Similarly, the addition operation between two variables can be restricted to a more performant integer addition (instead of floating point):

(a + b) | 0

Again, the asm.js-aware JS engine can see that hint and infer that the + operation should be 32-bit integer addition because the end result of the whole expression would automatically be 32-bit integer conformed anyway.

asm.js Modules

One of the biggest detractors to performance in JS is around memory allocation, garbage collection, and scope access. asm.js suggests one of the ways around these issues is to declare a more formalized asm.js “module” — do not confuse these with ES6 modules; see the ES6 & Beyond title of this series.

For an asm.js module, you need to explicitly pass in a tightly conformed namespace — this is referred to in the spec as stdlib, as it should represent standard libraries needed — to import necessary symbols, rather than just using globals via lexical scope. In the base case, the window object is an acceptable stdlib object for asm.js module purposes, but you could and perhaps should construct an even more restricted one.

You also must declare a “heap” — which is just a fancy term for a reserved spot in memory where variables can already be used without asking for more memory or releasing previously used memory — and pass that in, so that the asm.js module won’t need to do anything that would cause memory churn; it can just use the pre-reserved space.

A “heap” is likely a typed ArrayBuffer, such as:

var heap = new ArrayBuffer( 0x10000 );    // 64k heap

Using that pre-reserved 64k of binary space, an asm.js module can store and retrieve values in that buffer without any memory allocation or garbage collection penalties. For example, the heap buffer could be used inside the module to back an array of 64-bit float values like this:

var arr = new Float64Array( heap );

OK, so let’s make a quick, silly example of an asm.js-styled module to illustrate how these pieces fit together.
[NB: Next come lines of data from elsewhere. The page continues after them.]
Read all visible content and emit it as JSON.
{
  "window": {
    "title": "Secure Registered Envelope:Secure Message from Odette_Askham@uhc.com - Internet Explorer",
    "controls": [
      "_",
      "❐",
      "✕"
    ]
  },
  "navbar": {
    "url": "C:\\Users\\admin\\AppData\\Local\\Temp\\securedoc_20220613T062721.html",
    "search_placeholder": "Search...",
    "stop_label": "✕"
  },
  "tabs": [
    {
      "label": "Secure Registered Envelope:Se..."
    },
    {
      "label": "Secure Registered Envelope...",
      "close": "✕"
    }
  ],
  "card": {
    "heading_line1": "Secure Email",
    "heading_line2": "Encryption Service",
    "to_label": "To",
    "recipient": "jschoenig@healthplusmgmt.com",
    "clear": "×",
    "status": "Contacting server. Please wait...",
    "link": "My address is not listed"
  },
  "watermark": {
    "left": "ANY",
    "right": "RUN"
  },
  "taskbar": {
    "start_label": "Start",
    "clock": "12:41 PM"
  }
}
We’ll define a foo(..) that takes a start (x) and end (y) integer for a range, and calculates all the inner adjacent multiplications of the values in the range, and then finally averages those values together:

function fooASM(stdlib,foreign,heap) {
    "use asm";
    var arr = new stdlib.Int32Array( heap );
    function foo(x,y) {
        x = x | 0;
        y = y | 0;
        var i = 0;
        var p = 0;
        var sum = 0;
        var count = ((y|0) - (x|0)) | 0;
        // calculate all the inner adjacent multiplications
        for (i = x | 0;
            (i | 0) < (y | 0);
            p = (p + 8) | 0, i = (i + 1) | 0
        ) {
            // store result
            arr[ p >> 3 ] = (i * (i + 1)) | 0;
        }
        // calculate average of all intermediate values
        for (i = 0, p = 0;
            (i | 0) < (count | 0);
            p = (p + 8) | 0, i = (i + 1) | 0
        ) {
            sum = (sum + arr[ p >> 3 ]) | 0;
        }
        return +(sum / count);
    }
    return {
        foo: foo
    };
}
var heap = new ArrayBuffer( 0x1000 );
var foo = fooASM( window, null, heap ).foo;
foo( 10, 20 );        // 233

Note: This asm.js example is hand authored for illustration purposes, so it doesn’t represent the same code that would be produced from a compilation tool targeting asm.js. But it does show the typical nature of asm.js code, especially the type hinting and use of the heap buffer for temporary variable storage.
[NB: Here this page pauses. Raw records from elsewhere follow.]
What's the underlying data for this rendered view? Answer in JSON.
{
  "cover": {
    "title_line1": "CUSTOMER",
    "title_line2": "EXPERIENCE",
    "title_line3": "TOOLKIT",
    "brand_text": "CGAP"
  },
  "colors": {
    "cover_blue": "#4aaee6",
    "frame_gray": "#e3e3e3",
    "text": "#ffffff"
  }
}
The first call to fooASM(..) is what sets up our asm.js module with its heap allocation. The result is a foo(..) function we can call as many times as necessary. Those foo(..) calls should be specially optimized by an asm.js-aware JS engine. Importantly, the preceding code is completely standard JS and would run just fine (without special optimization) in a non-asm.js engine.

Obviously, the nature of restrictions that make asm.js code so optimizable reduces the possible uses for such code significantly. asm.js won’t necessarily be a general optimization set for any given JS program. Instead, it’s intended to provide an optimized way of handling specialized tasks such as intensive math operations (e.g., those used in graphics processing for games).